В трубке засмеялись, а потом кто-то развязно спросил:
– Это фотография?
– Она самая, мужчина.
– Товарища Лепорелло можно к телефону?
Субъект за столом вытер пот со лба и сказал:
– Вы, видимо, просите соединить вас с Леппо Карловичем Релло? (В трубке молчали.) А по какому вопросу, поинтересуюсь?
Голос в трубке
. А – по личному.
Субъект
. Но Леппо Карловича нету!.. У него совещание по багету, а прием по личным вопросам с двух до пяти на той неделе… Вас записать?
Голос в трубке
. Странно. Я, например, занимаюсь личными вопросами три тысячелетия и все решить их не могу. А ему с двух до пяти достаточно!.. Может, он у нас не лакей, а гений?! (Голос захохотал, а потом добавил грубо.) Ну вот что, морда, передай ему, чтобы приходил к двум сегодня в ЦПКиО. Ждут его!
Гудки в трубке.
– Он… он, – застонал субъект.
Городской парк в два часа дня. Тусклое солнце висит над рекой, но нет прохлады от реки. Где-то играет музыка между чахлыми деревьями, и где-то, наверное, людно, празднично. Но здесь, в каком-то выморочном уголке парка, только пустая раскаленная асфальтовая площадка, и никого. Кому нужна эта бессмысленная площадка? Все устремились туда, в чахлые кущи, в тень. Здесь, на этой площадке, и появился человек. Он вышел на ходулях, он был одет в камзол и длинный плащ, драпировавший его ходули. Но в тот субботний день такой наряд мог и не показаться странным, ибо в парке происходил карнавал. И действительно, человек на ходулях остановился, достал из-под плаща мегафон и равнодушно прокричал свои объявления: «В семнадцать тридцать на массовом поле откроется бал-маскарад «Юность твоя и моя». В двадцать часов на веранде танцев вечер из цикла «Разрешите с вами познакомиться». А в зеленом театре цирковое представление «Летние узоры». В это время с тележкой с мороженым показалась хорошенькая женщина. Она остановилась, взглянула на человека на ходулях и заулыбалась, как улыбаются при виде клоуна.
Человек
(с выражением добра и горя).
Который час?
Женщина
. Сорок минут.
Человек
. Какого?
Женщина
. Нашего… закрываемся… На маскараде работаете?.. Что вы так на меня смотрите?
Человек
. Не вспомнила меня?
Женщина
. Что-то вертится. Голос у вас приятный, не резкий. Все орут, орут… А вы на саксе на веранде играете? Нет? Да!.. А-а-а! Вы – завпроизводством в пивбаре? Нет? Да? А-а-а! Вы в метро ко мне пристали… еще врали, что дипломат в Алжире…
Человек
. Солнце… Колонны, портик… ты прокралась в мою комнату – «легкую ткань я сорвал, хоть, тонкая, мало мешала. Скромница, из-за нее ты мало боролась со мной».
Женщина
(завороженно).
Мне снилось это…
Человек
. Я люблю тебя.
Женщина
. Это правда? Это правда?
Человек
. В любви не бывает лжи. Любовь всего лишь пламя, и если от твоих слов оно разгорается – то это не ложь, а ароматные поленья, сухой хворост.
(Целует ее.)
Женщина
. А я ведь еще не старая? В меня ведь можно влюбиться?
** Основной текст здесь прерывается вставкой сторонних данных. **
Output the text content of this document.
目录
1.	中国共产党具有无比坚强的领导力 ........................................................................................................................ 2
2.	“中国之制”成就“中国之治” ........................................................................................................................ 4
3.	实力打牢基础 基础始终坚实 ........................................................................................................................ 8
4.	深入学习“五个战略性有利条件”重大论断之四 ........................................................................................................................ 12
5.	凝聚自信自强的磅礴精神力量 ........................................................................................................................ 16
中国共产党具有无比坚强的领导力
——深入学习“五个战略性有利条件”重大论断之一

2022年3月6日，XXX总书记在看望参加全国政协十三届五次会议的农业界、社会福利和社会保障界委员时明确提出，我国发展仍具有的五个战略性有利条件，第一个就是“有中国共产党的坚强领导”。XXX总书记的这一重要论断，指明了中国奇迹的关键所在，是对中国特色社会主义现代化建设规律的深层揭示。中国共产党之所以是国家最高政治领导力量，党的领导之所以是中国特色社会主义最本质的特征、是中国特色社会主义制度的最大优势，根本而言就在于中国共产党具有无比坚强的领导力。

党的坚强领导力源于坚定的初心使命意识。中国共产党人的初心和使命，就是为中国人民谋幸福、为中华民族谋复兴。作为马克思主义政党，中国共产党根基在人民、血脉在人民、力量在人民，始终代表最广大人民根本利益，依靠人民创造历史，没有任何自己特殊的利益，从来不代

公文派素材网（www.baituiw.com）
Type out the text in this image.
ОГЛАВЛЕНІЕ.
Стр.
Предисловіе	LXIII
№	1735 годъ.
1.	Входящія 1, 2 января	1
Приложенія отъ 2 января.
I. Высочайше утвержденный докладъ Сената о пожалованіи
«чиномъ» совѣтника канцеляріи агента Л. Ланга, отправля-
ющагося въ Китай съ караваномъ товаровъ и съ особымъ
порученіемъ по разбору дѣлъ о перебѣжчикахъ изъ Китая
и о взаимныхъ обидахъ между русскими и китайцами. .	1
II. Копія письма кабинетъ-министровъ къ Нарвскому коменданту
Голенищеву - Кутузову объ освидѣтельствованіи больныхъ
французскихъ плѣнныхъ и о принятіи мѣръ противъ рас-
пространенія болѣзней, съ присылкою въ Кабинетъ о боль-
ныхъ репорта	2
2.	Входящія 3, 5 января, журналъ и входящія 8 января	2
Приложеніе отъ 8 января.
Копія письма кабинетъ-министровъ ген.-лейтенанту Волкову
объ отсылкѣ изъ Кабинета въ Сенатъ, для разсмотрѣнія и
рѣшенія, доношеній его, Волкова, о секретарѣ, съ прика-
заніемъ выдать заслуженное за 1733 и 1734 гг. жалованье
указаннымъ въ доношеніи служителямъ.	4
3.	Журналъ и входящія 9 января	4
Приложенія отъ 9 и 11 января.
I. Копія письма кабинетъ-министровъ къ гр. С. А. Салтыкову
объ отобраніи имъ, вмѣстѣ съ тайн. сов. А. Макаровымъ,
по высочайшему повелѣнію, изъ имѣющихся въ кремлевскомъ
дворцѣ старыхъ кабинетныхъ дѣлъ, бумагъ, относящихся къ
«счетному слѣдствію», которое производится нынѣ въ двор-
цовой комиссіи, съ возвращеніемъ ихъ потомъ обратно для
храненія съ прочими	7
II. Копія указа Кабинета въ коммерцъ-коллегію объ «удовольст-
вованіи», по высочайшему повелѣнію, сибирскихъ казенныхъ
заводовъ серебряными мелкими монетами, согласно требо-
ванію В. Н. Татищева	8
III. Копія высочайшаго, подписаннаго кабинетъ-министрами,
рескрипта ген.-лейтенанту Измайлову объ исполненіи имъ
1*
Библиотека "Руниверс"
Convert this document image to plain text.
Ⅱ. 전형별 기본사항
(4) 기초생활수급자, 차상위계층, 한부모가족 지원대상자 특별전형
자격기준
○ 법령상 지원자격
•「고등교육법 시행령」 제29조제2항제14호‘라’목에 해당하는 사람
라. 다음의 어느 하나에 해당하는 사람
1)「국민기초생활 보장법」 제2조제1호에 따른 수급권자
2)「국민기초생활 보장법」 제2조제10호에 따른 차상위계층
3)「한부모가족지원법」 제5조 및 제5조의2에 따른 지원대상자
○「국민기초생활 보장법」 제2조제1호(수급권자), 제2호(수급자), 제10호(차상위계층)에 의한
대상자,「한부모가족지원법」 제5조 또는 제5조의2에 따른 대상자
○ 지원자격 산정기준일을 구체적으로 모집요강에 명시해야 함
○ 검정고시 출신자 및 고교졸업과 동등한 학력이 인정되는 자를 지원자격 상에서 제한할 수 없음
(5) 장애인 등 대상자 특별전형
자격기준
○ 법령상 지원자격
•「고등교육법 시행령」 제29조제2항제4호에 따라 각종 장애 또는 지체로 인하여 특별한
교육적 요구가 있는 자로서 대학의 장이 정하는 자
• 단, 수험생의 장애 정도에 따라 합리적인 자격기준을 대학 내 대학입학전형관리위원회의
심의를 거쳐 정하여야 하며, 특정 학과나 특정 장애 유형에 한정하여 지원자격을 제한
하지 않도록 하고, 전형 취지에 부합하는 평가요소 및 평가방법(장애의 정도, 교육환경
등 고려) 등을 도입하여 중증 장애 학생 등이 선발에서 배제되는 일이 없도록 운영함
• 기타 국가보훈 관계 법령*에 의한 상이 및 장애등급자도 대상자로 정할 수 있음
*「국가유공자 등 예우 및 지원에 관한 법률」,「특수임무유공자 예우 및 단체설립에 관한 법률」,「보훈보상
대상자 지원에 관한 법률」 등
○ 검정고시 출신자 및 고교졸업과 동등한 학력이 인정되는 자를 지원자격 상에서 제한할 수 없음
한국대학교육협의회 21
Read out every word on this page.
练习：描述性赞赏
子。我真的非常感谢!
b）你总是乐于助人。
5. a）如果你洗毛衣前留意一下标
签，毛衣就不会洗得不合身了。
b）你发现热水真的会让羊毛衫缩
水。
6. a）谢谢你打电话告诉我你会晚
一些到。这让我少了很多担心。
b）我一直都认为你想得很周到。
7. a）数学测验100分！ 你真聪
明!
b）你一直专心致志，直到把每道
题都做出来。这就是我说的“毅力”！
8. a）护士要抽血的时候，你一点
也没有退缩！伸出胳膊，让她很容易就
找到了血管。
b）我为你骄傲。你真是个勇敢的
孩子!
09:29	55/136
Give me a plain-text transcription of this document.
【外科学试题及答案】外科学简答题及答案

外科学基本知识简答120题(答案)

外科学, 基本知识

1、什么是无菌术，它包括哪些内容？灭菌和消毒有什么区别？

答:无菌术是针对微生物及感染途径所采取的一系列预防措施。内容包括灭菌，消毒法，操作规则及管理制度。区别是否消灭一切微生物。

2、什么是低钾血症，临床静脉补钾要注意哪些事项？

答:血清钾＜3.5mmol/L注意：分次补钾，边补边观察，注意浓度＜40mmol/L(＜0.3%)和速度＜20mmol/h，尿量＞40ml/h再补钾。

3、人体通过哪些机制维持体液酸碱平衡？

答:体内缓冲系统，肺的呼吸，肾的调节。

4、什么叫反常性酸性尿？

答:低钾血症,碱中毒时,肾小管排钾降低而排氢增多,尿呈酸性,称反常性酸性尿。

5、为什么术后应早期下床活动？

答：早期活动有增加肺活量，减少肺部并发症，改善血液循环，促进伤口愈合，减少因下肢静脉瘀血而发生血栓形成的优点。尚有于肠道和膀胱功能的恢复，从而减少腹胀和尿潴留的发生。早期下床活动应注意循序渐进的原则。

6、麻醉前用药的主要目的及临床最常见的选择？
(Она начинает катать перед собой тележку, повторяя.)
Я ведь еще не старая… в меня ведь можно влюбиться…
А человек на ходулях уже приковылял к новой женщине. Та шла неторопливо по аллее, читая на ходу книгу, когда он возник перед нею.
Женщина
. Что вы так на меня смотрите?.. Послушайте, меня раздражает ваш взгляд… банальный… наглый взгляд.
Человек
. Не надо… Ты вспомнила… Сколько я тебя не видел?.. Три тысячи лет… Луна над морем… Незамутненные ручьи… Бег фавна… А твой жадный детский рот…
Женщина
. Боже, это мне снилось сегодня.
Человек
. Я люблю тебя.
Женщина
(закрывая глаза).
Еще… еще…
Человек
. Я люблю тебя…
Женщина
(как в бреду).
Истосковалась я… вот честное слово, просыпаться не хочется… Ведь вроде все есть. А иногда проснешься и думаешь: да пропади ты все пропадом…
Появляется уже несколько женщин. Они окружили человека на ходулях, а он, медленно двигаясь на своих ходулях и повторяя как заклинание: «Я люблю… тебя…», увлекает их всех за собой, как тот волшебный крысолов с волшебной дудочкой.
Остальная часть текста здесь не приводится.